The authorities in Beijing have a more realistic take on the power of the Net. They realize that most people aren't going to use it to rally for democracy; they're going to do what Americans do: gossip about celebrities, check the weather, play games and score porn. So the Internet police mostly leave that stuff alone. Wu says the state of the Chinese Internet is even more ominous than total control: "It feels almost normal, so people don't think about what it is they can't get." If anything, the Web has been a galvanizing force for Chinese nationalism. The anti-Japanese riots that broke out last year over a Japanese textbook that underplayed wartime atrocities in China were largely organized online--with government sanction.
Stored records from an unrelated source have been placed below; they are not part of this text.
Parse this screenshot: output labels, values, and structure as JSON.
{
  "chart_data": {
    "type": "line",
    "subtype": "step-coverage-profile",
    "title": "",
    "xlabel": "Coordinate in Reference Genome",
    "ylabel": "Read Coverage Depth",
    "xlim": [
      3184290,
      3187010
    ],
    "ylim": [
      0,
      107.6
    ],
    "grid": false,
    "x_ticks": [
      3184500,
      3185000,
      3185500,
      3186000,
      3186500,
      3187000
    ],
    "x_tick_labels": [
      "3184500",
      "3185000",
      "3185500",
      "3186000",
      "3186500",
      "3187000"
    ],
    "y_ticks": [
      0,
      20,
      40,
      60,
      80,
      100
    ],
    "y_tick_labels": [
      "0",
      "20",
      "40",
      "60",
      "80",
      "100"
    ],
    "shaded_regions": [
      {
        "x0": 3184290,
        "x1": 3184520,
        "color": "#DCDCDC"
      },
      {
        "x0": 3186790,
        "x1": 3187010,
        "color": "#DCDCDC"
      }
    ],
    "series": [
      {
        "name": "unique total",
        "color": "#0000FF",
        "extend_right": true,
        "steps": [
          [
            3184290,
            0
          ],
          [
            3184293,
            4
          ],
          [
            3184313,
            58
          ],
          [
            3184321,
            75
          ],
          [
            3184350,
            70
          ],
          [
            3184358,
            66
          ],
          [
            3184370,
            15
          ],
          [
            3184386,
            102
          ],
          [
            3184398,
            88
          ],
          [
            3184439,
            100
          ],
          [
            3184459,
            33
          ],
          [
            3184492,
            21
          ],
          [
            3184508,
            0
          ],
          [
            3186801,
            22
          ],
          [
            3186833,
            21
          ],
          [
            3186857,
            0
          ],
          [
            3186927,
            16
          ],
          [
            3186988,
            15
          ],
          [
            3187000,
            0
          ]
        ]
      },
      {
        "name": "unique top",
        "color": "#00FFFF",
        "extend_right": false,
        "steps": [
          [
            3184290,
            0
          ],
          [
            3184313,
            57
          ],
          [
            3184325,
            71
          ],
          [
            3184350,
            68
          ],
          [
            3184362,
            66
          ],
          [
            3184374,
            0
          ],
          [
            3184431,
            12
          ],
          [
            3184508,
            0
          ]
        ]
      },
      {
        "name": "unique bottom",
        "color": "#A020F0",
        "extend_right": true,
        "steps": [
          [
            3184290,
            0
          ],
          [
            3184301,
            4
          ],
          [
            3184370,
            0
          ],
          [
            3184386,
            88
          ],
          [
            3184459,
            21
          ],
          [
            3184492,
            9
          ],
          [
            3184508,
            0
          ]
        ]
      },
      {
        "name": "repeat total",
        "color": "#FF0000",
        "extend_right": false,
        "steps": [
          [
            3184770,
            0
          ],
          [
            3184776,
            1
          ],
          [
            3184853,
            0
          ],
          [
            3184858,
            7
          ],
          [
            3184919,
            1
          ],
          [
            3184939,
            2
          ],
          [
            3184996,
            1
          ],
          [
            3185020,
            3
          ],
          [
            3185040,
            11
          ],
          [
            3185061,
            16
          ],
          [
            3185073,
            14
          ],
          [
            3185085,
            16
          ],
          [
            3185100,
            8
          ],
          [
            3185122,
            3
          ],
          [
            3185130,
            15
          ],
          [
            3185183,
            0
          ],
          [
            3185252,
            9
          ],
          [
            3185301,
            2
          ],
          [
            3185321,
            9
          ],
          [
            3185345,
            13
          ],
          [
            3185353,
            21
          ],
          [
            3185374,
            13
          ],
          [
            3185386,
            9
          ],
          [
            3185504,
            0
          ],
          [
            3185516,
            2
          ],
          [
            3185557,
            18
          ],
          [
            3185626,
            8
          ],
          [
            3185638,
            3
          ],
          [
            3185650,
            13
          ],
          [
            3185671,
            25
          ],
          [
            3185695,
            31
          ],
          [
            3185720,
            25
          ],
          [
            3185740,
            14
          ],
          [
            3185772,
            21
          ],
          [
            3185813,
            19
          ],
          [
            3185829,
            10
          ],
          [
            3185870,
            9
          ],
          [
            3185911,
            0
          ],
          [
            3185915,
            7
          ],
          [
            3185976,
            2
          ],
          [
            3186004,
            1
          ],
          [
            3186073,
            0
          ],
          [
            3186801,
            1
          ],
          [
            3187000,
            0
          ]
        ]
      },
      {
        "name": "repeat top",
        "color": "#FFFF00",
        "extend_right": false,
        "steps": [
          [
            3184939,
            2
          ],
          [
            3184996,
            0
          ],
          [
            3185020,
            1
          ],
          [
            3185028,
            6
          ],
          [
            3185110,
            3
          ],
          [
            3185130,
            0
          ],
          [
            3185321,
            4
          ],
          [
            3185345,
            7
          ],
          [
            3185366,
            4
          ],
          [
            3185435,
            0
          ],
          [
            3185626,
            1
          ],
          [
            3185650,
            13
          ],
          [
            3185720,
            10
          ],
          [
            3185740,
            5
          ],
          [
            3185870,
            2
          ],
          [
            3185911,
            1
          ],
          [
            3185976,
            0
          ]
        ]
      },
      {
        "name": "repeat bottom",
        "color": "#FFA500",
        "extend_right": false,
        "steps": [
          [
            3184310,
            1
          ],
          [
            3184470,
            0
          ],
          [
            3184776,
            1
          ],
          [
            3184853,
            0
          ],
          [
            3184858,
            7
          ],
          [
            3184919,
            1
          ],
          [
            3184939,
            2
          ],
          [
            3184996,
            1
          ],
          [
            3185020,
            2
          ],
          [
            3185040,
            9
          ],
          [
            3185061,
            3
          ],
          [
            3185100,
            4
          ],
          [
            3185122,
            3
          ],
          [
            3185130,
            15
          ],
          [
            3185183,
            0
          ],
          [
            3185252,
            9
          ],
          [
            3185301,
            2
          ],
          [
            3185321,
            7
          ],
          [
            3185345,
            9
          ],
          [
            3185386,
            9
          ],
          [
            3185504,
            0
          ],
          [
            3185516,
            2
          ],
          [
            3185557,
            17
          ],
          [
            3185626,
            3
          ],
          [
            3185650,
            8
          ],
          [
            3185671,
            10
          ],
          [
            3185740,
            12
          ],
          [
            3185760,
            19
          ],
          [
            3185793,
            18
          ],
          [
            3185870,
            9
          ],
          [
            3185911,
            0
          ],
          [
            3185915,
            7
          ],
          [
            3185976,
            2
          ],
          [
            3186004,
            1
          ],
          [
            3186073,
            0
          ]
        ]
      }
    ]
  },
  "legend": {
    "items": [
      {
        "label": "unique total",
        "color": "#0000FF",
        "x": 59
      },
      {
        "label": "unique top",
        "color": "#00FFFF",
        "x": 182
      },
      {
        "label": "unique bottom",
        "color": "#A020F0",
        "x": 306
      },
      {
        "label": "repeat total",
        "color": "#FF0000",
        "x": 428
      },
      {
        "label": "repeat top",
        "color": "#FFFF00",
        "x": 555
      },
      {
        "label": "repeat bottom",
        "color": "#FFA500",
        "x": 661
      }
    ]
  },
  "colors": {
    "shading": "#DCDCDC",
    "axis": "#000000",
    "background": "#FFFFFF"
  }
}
And to Google's credit, there are companies that have made far worse bargains in China and haven't got half the public spanking for it. In December the Chinese government took offense at the contents of a blog hosted by Microsoft's MSN service. Microsoft promptly clamped it shut, noting that the company had to obey the law of the land. Earlier last year Beijing investigated a man who used Yahoo! for his e-mail. Yahoo! promptly handed over his computer's IP address. Yahoo! now has one less customer: the man got 10 years for leaking "state secrets."

Moreover, Google's censored version of itself is hardly foolproof. Information is like a toddler: it goes everywhere and gets into everything, and you can't stop it all the time. Chinese doctors were swapping damning e-mails about SARS long before the government would admit there was a problem. Just fooling around with spelling and capitalization can outfox China's online filters, and there's free software available that can give Jingjing and Chacha the slip; Google's free Web Accelerator Tool does that quite nicely.